ここは信州。広大な地所持ちの軍太夫は息子の義信に怪我をさせたとしておしの婆を責め、おしの婆は軍太夫の娘お小夜の導きで逃れて杣屋に暮らしていた。
    軍太夫はおしの婆の息子の幸助を呼んで、おしの婆を冠着(かむりき)山に捨てるように命ずる。幸助がおしの婆のところへ行くと、軍太夫の家人の弥平次から教えられ既におしのは捨てられることを知っていて迷惑はかけられないから早く山へ連れて行ってくれと言う。やむなく母おしのを背負って雪の山道を登り、幸助が山の祠におしのを捨てて戻ってくると、中腹までお小夜が追ってきた。「親を殺せるのか?」とお小夜に説得されて幸助が山の祠に戻ってみるとおしの婆は雪に埋もれて虫の息。
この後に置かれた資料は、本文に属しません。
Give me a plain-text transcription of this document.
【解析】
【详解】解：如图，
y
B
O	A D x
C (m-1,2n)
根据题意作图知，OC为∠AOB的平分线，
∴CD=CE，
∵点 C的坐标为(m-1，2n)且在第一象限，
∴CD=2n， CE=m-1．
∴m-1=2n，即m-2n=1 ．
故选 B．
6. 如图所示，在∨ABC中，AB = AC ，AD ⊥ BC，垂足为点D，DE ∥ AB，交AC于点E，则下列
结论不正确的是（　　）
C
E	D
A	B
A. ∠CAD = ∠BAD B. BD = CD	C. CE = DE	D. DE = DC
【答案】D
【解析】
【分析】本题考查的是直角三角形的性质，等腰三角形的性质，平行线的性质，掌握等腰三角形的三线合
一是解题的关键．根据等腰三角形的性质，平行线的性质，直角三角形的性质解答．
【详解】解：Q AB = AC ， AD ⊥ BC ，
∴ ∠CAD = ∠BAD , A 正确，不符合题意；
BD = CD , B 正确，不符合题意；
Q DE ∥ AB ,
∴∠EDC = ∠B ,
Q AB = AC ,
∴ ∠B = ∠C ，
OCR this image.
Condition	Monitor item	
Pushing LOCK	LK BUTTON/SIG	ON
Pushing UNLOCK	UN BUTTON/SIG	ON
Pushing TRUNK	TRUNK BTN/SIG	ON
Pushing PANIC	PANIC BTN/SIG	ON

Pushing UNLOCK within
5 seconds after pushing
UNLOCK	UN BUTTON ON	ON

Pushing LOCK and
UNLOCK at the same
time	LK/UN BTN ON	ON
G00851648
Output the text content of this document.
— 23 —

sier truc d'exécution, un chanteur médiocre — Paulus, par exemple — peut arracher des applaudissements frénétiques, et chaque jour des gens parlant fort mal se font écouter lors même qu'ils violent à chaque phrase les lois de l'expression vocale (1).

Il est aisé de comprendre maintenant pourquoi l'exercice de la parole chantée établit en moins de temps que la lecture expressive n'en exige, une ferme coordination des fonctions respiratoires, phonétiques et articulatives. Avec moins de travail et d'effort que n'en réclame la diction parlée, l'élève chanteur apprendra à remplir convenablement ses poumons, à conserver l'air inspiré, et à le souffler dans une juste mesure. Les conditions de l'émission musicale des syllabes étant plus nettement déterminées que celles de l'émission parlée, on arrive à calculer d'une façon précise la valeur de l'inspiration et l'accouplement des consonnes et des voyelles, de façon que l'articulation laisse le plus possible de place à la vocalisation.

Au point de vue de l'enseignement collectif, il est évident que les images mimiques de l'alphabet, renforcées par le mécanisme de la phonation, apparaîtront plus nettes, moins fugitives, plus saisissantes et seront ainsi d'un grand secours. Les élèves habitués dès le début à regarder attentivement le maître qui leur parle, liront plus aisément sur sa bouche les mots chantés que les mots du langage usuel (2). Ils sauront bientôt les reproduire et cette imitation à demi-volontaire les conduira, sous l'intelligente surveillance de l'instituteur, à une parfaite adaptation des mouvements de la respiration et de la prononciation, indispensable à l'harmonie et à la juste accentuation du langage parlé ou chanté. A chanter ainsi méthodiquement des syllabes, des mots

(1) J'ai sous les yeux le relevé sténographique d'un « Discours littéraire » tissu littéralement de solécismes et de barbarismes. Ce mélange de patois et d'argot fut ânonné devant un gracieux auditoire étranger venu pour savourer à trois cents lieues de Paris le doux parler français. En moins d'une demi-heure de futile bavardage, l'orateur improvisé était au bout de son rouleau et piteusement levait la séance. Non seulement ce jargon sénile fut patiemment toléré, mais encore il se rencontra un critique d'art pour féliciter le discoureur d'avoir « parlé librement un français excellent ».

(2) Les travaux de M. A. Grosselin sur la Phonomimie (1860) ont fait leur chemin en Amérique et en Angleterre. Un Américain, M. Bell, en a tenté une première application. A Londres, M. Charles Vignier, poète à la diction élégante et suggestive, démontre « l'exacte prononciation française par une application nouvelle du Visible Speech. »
    一方軍太夫の屋敷では家人たちが軍太夫のおしの婆に対するやり方に腹を立て皆暇を取ってしまう。弥平次がこれを軍太夫に告げて「親子の情に貧富の差はない」と諫言すると、軍太夫は改心して山へ迎えに行き詫びる。
    後に村が雪崩や干ばつで危機に陥った時、おしの婆の知恵で村は救われる。お小夜と幸助は結ばれ、幸助の守本尊の観音像を建てる。